The growth measure is a function of the difference between the students' predicted score and their exiting achievement. This value is expressed in scale score points and indicates how much higher or lower the group scored, on average, compared to what they were expected to score given their individual testing histories. For example, a growth measure of 9.3 indicates that, on average, this group of students scored 9.3 scale score points higher than expected. When generating growth measures for Teacher Value-Added reports, students are weighted for each teacher based on the proportion of instructional responsibility claimed during roster verification.

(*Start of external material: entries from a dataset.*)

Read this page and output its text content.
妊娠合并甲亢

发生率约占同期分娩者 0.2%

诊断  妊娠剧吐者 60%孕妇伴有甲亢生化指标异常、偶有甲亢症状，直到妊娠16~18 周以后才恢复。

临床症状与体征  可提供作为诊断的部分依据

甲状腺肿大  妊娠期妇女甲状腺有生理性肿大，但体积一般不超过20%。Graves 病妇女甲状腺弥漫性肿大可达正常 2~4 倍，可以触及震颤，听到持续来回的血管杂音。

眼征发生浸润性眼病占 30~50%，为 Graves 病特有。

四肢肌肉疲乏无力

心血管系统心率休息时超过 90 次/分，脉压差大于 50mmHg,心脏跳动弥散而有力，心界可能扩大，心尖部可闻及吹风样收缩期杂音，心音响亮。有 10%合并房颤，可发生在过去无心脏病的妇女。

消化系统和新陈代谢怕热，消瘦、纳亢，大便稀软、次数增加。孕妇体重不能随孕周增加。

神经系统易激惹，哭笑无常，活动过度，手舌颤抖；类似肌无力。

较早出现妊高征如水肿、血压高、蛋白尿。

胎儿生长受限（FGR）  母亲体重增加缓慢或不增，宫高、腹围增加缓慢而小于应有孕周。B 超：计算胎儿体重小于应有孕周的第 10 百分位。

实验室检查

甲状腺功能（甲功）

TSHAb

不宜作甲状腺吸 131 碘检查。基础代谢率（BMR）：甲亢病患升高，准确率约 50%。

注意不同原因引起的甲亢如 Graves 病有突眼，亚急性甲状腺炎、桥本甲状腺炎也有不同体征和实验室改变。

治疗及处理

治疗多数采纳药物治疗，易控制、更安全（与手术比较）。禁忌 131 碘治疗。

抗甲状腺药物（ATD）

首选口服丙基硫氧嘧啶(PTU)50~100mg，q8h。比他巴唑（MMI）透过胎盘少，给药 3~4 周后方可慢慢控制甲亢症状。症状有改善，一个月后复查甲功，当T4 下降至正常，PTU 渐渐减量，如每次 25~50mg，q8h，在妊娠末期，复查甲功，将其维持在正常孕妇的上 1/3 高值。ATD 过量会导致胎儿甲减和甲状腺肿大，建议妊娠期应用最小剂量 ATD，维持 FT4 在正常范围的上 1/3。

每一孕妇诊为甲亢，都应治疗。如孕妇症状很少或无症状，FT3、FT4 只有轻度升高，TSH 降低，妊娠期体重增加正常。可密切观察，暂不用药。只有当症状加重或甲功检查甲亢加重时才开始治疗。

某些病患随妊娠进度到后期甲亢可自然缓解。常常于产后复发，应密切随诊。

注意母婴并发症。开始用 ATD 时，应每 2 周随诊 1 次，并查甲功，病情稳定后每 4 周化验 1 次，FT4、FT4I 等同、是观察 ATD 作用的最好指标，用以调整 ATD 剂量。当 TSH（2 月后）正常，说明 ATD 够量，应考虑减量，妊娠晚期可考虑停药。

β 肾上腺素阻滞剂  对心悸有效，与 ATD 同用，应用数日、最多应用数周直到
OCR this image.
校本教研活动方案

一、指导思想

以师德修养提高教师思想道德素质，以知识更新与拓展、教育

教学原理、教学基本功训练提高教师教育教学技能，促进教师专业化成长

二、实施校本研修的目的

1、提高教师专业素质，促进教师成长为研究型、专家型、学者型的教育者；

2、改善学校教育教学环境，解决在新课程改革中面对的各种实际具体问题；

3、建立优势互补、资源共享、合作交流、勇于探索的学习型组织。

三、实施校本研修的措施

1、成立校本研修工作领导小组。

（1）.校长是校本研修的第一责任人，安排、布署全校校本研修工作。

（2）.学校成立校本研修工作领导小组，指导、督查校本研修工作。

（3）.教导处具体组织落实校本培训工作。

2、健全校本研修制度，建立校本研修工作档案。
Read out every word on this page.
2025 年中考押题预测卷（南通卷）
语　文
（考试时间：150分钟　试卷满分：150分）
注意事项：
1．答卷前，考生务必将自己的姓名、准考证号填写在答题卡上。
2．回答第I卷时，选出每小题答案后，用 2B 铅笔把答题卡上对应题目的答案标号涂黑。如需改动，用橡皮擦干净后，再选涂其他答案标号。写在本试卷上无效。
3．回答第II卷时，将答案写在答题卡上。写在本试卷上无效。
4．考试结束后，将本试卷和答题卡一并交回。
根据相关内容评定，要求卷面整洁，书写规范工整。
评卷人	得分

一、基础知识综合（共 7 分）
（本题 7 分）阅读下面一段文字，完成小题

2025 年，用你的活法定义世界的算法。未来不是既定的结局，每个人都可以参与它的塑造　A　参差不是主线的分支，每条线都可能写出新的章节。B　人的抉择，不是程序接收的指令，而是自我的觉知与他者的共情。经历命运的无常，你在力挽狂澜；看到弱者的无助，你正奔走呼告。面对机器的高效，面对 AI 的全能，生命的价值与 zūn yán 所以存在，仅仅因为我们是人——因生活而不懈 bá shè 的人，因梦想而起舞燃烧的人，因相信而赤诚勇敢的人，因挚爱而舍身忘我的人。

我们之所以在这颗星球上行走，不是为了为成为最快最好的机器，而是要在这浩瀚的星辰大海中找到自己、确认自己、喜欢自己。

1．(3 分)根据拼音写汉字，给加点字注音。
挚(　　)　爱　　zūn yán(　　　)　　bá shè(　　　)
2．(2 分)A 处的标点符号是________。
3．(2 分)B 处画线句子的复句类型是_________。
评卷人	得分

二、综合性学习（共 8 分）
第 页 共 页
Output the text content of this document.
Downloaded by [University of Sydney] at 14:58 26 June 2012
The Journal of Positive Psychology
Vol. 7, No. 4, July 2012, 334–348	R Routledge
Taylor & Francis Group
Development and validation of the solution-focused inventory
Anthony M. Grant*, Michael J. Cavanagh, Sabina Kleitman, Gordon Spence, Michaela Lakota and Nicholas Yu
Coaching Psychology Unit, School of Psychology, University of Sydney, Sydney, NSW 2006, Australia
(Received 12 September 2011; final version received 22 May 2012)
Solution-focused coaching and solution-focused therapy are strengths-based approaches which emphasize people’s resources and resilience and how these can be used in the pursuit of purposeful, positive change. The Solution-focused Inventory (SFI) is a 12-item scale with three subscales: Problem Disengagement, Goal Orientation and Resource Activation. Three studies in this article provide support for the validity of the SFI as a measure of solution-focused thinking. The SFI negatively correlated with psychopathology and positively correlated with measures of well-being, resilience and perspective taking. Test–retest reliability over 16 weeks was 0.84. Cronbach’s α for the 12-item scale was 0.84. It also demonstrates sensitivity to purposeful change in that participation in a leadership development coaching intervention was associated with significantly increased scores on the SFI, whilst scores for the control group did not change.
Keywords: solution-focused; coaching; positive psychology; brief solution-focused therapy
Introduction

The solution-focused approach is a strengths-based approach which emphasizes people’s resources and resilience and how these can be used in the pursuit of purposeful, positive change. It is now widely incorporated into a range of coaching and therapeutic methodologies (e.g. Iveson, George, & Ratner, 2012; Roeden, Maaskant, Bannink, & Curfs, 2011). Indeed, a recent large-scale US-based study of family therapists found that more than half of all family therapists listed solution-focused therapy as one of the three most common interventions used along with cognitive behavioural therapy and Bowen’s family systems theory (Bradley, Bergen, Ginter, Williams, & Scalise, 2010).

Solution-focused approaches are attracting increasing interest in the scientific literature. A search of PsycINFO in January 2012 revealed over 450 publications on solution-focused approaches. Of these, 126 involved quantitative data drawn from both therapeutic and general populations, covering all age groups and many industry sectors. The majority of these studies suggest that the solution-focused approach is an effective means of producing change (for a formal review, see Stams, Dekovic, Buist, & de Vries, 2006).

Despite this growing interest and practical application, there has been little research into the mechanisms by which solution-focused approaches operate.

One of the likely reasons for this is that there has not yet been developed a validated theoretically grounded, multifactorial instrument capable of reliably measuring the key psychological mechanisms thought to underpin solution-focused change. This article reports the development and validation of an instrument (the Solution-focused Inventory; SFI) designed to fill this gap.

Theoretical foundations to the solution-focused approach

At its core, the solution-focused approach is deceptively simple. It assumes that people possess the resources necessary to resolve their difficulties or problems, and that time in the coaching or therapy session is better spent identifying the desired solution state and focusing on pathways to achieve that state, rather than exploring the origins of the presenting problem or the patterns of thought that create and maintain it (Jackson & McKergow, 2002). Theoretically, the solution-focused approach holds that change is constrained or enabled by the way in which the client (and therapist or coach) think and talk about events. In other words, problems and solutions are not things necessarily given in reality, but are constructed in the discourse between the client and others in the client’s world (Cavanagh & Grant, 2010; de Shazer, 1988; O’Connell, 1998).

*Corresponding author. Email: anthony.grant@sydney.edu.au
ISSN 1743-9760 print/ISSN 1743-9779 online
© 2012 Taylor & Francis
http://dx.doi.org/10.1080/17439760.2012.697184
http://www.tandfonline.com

Calculating the Growth Index

The standard error is used in conjunction with the growth measure to calculate the growth index. Specifically, the growth index is the growth measure divided by its standard error. This calculation yields a robust measure of growth for the group of students that reflects both the growth and the amount of evidence. All index values are on the same scale and can be compared fairly across years, grades, and subjects throughout the reference group.

Each Growth Index is color-coded to indicate how strong the evidence is that students exceeded, met, or fell short of the growth standard. The colors should be interpreted as follows:

Growth Color IndicatorGrowth Index Compared to the Growth StandardInterpretation
Well Above

At least 2 standard errors above

Significant evidence that the teacher's group of students exceeded the growth standard

Above

Between 1 and 2 standard errors above

Moderate evidence that the teacher's group of students exceeded the growth standard
Meets

Between 1 standard error above and 1 standard error below

Evidence that the teacher's group of students met the growth standard
Below

Between 1 and 2 standard errors below

Moderate evidence that the teacher's group of students did not meet the growth standard
Well Below

More than 2 standard errors below

Significant evidence that the teacher's group of students did not meet the growth standard
When a growth index falls exactly on the boundary between two colors, the higher growth color indicator is assigned.